Masseter muscle changes following orthognathic surgery : a long-term three-dimensional computed tomography follow-up
Dept. of Dental Science/박사
The aim of this study was to evaluate the long-term changes of masseter muscle morphology in skeletal Class III patients with facial asymmetry following 2-jaw orthognathic surgery (Le Fort I osteotomy + Intraoral vertical ramus osteotomy).Using computed tomography (CT), a longitudinal study was conducted on 17 skeletal Class III patients with facial asymmetry. Measurements from the reconstructed 3D CT images were compared from T1 (before surgery), T2 (1 year after surgery), and T3 (4 years after surgery). The maximum cross-sectional area, orientation, thickness, and width of masseter muscle were measured on both the deviated and non-deviated sides. The control group included 17 volunteers with skeletal and dental Class I relationships without dentofacial deformities. At T1, there were no significant differences of masseter muscle measurements (cross-sectional area, thickness, or width of masseter muscle) between the deviated and non-deviated sides.
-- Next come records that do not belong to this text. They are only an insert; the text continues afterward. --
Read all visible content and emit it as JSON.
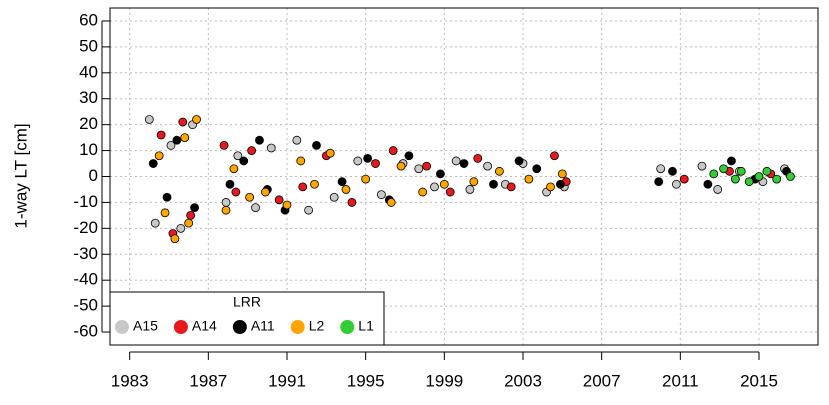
{
  "chart_data": {
    "type": "scatter",
    "y_label": "1-way LT [cm]",
    "legend_title": "LRR",
    "legend": "bottom-left",
    "grid": true,
    "xlim": [
      1982,
      2018
    ],
    "ylim": [
      -65,
      65
    ],
    "xticks": [
      1983,
      1987,
      1991,
      1995,
      1999,
      2003,
      2007,
      2011,
      2015
    ],
    "yticks": [
      -60,
      -50,
      -40,
      -30,
      -20,
      -10,
      0,
      10,
      20,
      30,
      40,
      50,
      60
    ],
    "series": [
      {
        "name": "A15",
        "color": "#c8c8c8",
        "x": [
          1984.0,
          1984.3,
          1985.1,
          1985.6,
          1986.2,
          1987.9,
          1988.5,
          1989.4,
          1990.2,
          1991.5,
          1992.1,
          1993.4,
          1994.6,
          1995.8,
          1996.9,
          1997.7,
          1998.5,
          1999.6,
          2000.3,
          2001.2,
          2002.1,
          2003.0,
          2004.2,
          2005.1,
          2010.0,
          2010.8,
          2012.1,
          2012.9,
          2014.0,
          2015.2,
          2016.3
        ],
        "values": [
          22,
          -18,
          12,
          -20,
          20,
          -10,
          8,
          -12,
          11,
          14,
          -13,
          -8,
          6,
          -7,
          5,
          3,
          -4,
          6,
          -5,
          4,
          -3,
          5,
          -6,
          -4,
          3,
          -3,
          4,
          -5,
          2,
          -2,
          3
        ]
      },
      {
        "name": "A14",
        "color": "#e8191c",
        "x": [
          1984.6,
          1985.2,
          1985.7,
          1986.1,
          1987.8,
          1988.4,
          1989.2,
          1990.6,
          1991.8,
          1993.0,
          1994.3,
          1995.5,
          1996.4,
          1998.1,
          1999.3,
          2000.7,
          2002.4,
          2004.6,
          2005.2,
          2011.2,
          2013.5,
          2015.6
        ],
        "values": [
          16,
          -22,
          21,
          -15,
          12,
          -6,
          10,
          -9,
          -4,
          8,
          -10,
          5,
          10,
          4,
          -6,
          7,
          -4,
          8,
          -2,
          -1,
          2,
          1
        ]
      },
      {
        "name": "A11",
        "color": "#000000",
        "x": [
          1984.2,
          1984.9,
          1985.4,
          1986.3,
          1988.1,
          1988.8,
          1989.6,
          1990.0,
          1990.9,
          1992.5,
          1993.8,
          1995.1,
          1996.2,
          1997.2,
          1998.8,
          2000.0,
          2001.5,
          2002.8,
          2003.7,
          2004.9,
          2009.9,
          2010.6,
          2012.4,
          2013.6,
          2014.8,
          2016.4
        ],
        "values": [
          5,
          -8,
          14,
          -12,
          -3,
          6,
          14,
          -5,
          -13,
          12,
          -2,
          7,
          -9,
          8,
          1,
          5,
          -3,
          6,
          3,
          -3,
          -2,
          2,
          -3,
          6,
          -1,
          2
        ]
      },
      {
        "name": "L2",
        "color": "#ffa500",
        "x": [
          1984.5,
          1984.8,
          1985.3,
          1985.8,
          1986.0,
          1986.4,
          1987.9,
          1988.3,
          1989.1,
          1989.9,
          1991.0,
          1991.7,
          1992.4,
          1993.2,
          1994.0,
          1995.0,
          1996.3,
          1996.8,
          1997.9,
          1999.0,
          2000.5,
          2001.8,
          2003.3,
          2004.4,
          2005.0
        ],
        "values": [
          8,
          -14,
          -24,
          15,
          -18,
          22,
          -13,
          3,
          -8,
          -6,
          -11,
          6,
          -3,
          9,
          -5,
          -1,
          -10,
          4,
          -6,
          -3,
          -2,
          2,
          -1,
          -4,
          1
        ]
      },
      {
        "name": "L1",
        "color": "#32cd32",
        "x": [
          2012.7,
          2013.2,
          2013.8,
          2014.1,
          2014.5,
          2015.0,
          2015.4,
          2015.9,
          2016.6
        ],
        "values": [
          1,
          3,
          -1,
          2,
          -2,
          0,
          2,
          -1,
          0
        ]
      }
    ]
  }
}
Masseter muscle orientation was significantly more vertical on the non-deviated side than the deviated side at T1 (P < .01), no significant bilateral differences were noted at T2 and T3. At T1, masseter muscle measurements were significantly lower than controls (P< .01). During T1-T3, a significant increase was noted in cross-sectional area, thickness, and width (P < .01) of masseter muscle. At T3, no significant difference was noted between the study group and control group. After surgery, the masseter muscle measurements of skeletal Class III asymmetry patients showed no significant differences compare to control group within the 4-year follow-up period, indicating adaptation to the new skeletal environments and increased functional demand.